- Born: April 5, 1816 Royalston, Massachusetts, US
- Died: May 3, 1884 (aged 68) Salt Lake City, Utah, US
- Occupation: Doctor
- Spouse: Emily Laura Owen (m. 1842)
- Children: 5

= Horace Jacobs =

American physician

Horace Jacobs (April 5, 1816 – May 3, 1884) was a medical doctor in Springfield, Massachusetts. He was the first doctor to practice Eclectic Medicine in the Connecticut River Valley area of Massachusetts.

==Early life and education==
He was one of nine children born to Simeon Jacobs and Mary Kenney in Royalston, Massachusetts. Simeon's grandfather, the Rev. Whitman Jacobs was an influential Baptist preacher, while Mary's father, the Rev. Enoch Kenny was also a minister. His father died when he was young and he moved to live with his uncle, Dr. Isaac Jacobs in Exeter, Maine, where he studied in the public schools and began to learn about medicine.

==Career==
He moved to South Hadley, Massachusetts, to study with his brother, Dr. Sumner Jacobs. After two years, he began practicing with his brother.
He then moved to Chicopee Falls, Massachusetts, and practiced there until 1855. He studied in Westfield, Massachusetts for two years, then moved to Springfield, Massachusetts, where he was one of the first eclectic physicians. He had a very successful practice, with patients from all around. He became the leader in the practice of eclectic medicine in the area, respected by his peers. This was difficult at first, as others were unwilling to accept differing methods.

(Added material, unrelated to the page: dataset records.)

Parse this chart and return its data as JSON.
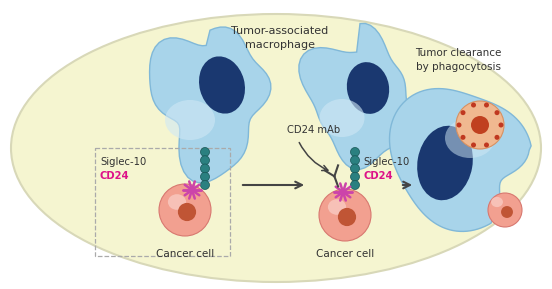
{
  "bg_white": "#ffffff",
  "outer_ellipse_fc": "#f5f5d0",
  "outer_ellipse_ec": "#d8d8b8",
  "macro_fc": "#a8d4ea",
  "macro_ec": "#80b8d8",
  "nucleus_fc": "#1a3870",
  "cancer_fc": "#f2a090",
  "cancer_ec": "#d87870",
  "cancer_nuc_fc": "#c05535",
  "teal_fc": "#2a8080",
  "teal_ec": "#185555",
  "cd24_mol_fc": "#cc44aa",
  "ab_color": "#444444",
  "arrow_color": "#444444",
  "text_color": "#333333",
  "cd24_text_color": "#dd1188",
  "dashed_box_color": "#aaaaaa",
  "engulf_fc": "#f0b890",
  "engulf_ec": "#d89060",
  "engulf_nuc_fc": "#c04020",
  "spot_fc": "#c03820",
  "label_macro": "Tumor-associated\nmacrophage",
  "label_cancer1": "Cancer cell",
  "label_cancer2": "Cancer cell",
  "label_tumor_clear": "Tumor clearance\nby phagocytosis",
  "label_siglec1": "Siglec-10",
  "label_cd24_1": "CD24",
  "label_siglec2": "Siglec-10",
  "label_cd24_2": "CD24",
  "label_cd24mab": "CD24 mAb"
}
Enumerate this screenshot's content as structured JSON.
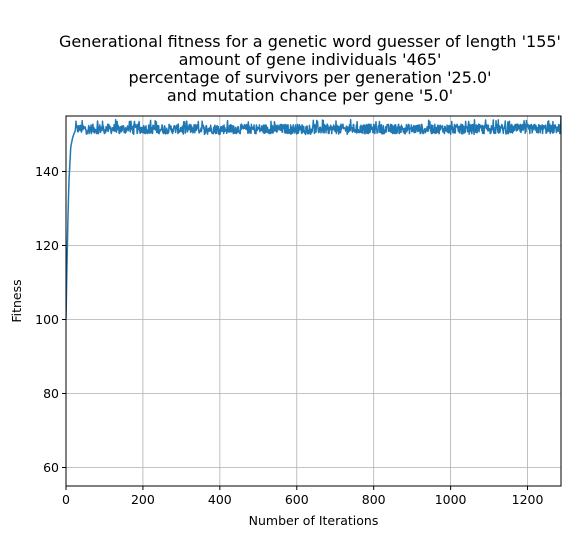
{
  "chart_data": {
    "type": "line",
    "title_lines": [
      "Generational fitness for a genetic word guesser of length '155'",
      "amount of gene individuals '465'",
      "percentage of survivors per generation '25.0'",
      "and mutation chance per gene '5.0'"
    ],
    "xlabel": "Number of Iterations",
    "ylabel": "Fitness",
    "xlim": [
      0,
      1287
    ],
    "ylim": [
      55,
      155
    ],
    "xticks": [
      0,
      200,
      400,
      600,
      800,
      1000,
      1200
    ],
    "yticks": [
      60,
      80,
      100,
      120,
      140
    ],
    "grid": true,
    "series": [
      {
        "color": "#1f77b4",
        "initial_points": [
          {
            "x": 0,
            "y": 100
          },
          {
            "x": 1,
            "y": 106
          },
          {
            "x": 2,
            "y": 112
          },
          {
            "x": 3,
            "y": 117
          },
          {
            "x": 4,
            "y": 122
          },
          {
            "x": 5,
            "y": 127
          },
          {
            "x": 6,
            "y": 131
          },
          {
            "x": 7,
            "y": 135
          },
          {
            "x": 8,
            "y": 138
          },
          {
            "x": 9,
            "y": 140
          },
          {
            "x": 10,
            "y": 142
          },
          {
            "x": 11,
            "y": 144
          },
          {
            "x": 12,
            "y": 146
          },
          {
            "x": 13,
            "y": 147
          },
          {
            "x": 15,
            "y": 148
          },
          {
            "x": 17,
            "y": 149
          },
          {
            "x": 20,
            "y": 150
          },
          {
            "x": 24,
            "y": 151
          }
        ],
        "plateau": {
          "from_x": 25,
          "to_x": 1287,
          "mean": 151.5,
          "low": 150,
          "high": 154
        },
        "final_point": {
          "x": 1287,
          "y": 155
        }
      }
    ]
  }
}
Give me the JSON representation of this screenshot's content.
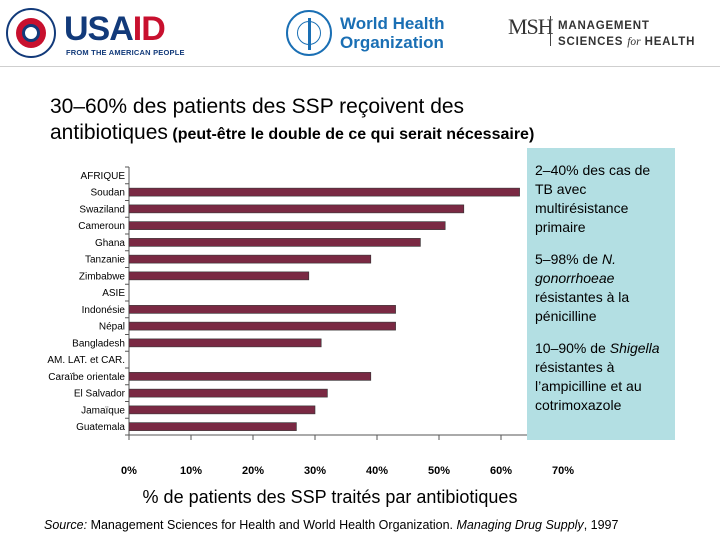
{
  "header": {
    "usaid": {
      "word_left": "USA",
      "word_right": "ID",
      "subtitle": "FROM THE AMERICAN PEOPLE"
    },
    "who": {
      "line1": "World Health",
      "line2": "Organization",
      "emblem": "who-emblem-icon"
    },
    "msh": {
      "mark": "MSH",
      "line1": "MANAGEMENT",
      "line2_a": "SCIENCES ",
      "line2_b": "for",
      "line2_c": " HEALTH"
    }
  },
  "title": {
    "main_line1": "30–60% des patients des SSP reçoivent des",
    "main_line2": "antibiotiques",
    "sub": " (peut-être le double de ce qui serait nécessaire)"
  },
  "sidebox": {
    "p1": "2–40% des cas de TB avec multirésistance primaire",
    "p2_a": "5–98% de ",
    "p2_i": "N. gonorrhoeae",
    "p2_b": " résistantes à la pénicilline",
    "p3_a": "10–90% de ",
    "p3_i": "Shigella",
    "p3_b": " résistantes à l’ampicilline et au cotrimoxazole"
  },
  "footer": {
    "xlabel": "% de patients des SSP traités par antibiotiques",
    "source_label": "Source:",
    "source_text": " Management Sciences for Health and World Health Organization. ",
    "source_book": "Managing Drug Supply",
    "source_year": ", 1997"
  },
  "chart_data": {
    "type": "bar",
    "orientation": "horizontal",
    "categories": [
      "AFRIQUE",
      "Soudan",
      "Swaziland",
      "Cameroun",
      "Ghana",
      "Tanzanie",
      "Zimbabwe",
      "ASIE",
      "Indonésie",
      "Népal",
      "Bangladesh",
      "AM. LAT. et CAR.",
      "Caraïbe orientale",
      "El Salvador",
      "Jamaïque",
      "Guatemala"
    ],
    "values": [
      null,
      63,
      54,
      51,
      47,
      39,
      29,
      null,
      43,
      43,
      31,
      null,
      39,
      32,
      30,
      27
    ],
    "xlim": [
      0,
      70
    ],
    "ticks": [
      "0%",
      "10%",
      "20%",
      "30%",
      "40%",
      "50%",
      "60%",
      "70%"
    ],
    "bar_color": "#7a2943",
    "grid": false
  }
}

The Springfield Republican said at his death: "A steadfast sense of right determined his convictions and laid the course of his action. For this quality, together with his dignity, sound judgment and genuine good sense, he was much esteemed in his community."

He was an instructor for a student at Harvard University in 1845.
He served in the City Council, and was president of the Holyoke Paper Company.
He helped to develop West Springfield, where he had substantial real estate.

==Religion==
Horace Jacobs had been raised a Baptist, as he had multiple ancestors who were Baptist ministers. While in Chicopee, he became a staunch Methodist. He was a trustee of the Pynchon Street Methodist Episcopal Church in Springfield, and later a trustee of Trinity Methodist Episcopal Church in Springfield.

==Family life==
He married Emily Laura Owen, daughter of Abijah Owen and Laura Eggleston of Westfield on November 22, 1842. Her younger brother, Abijah Chauncey Owen participated in the California Gold Rush in 1849.
They had 5 children: Chauncey Alonzo Jacobs, Mary Laura Jacobs, Miriam Owen Jacobs, Rachel Bates Jacobs, and Horace Homer Jacobs. Chauncey A. Jacobs graduated from Yale University and worked as a doctor in Boston. Miriam Owen Jacobs graduated from Vassar College and married the Rev. Charles Francis Rice, and they had a son named Horace Jacobs Rice. Rachel Bates Jacobs graduated from Vassar College and served on the Springfield School Committee. Horace H. Jacobs married Alice Taylor Jacobs and lived for some time in Dorchester, Massachusetts.

He died in Salt Lake City while returning from a trip to California to see his brother, Enoch.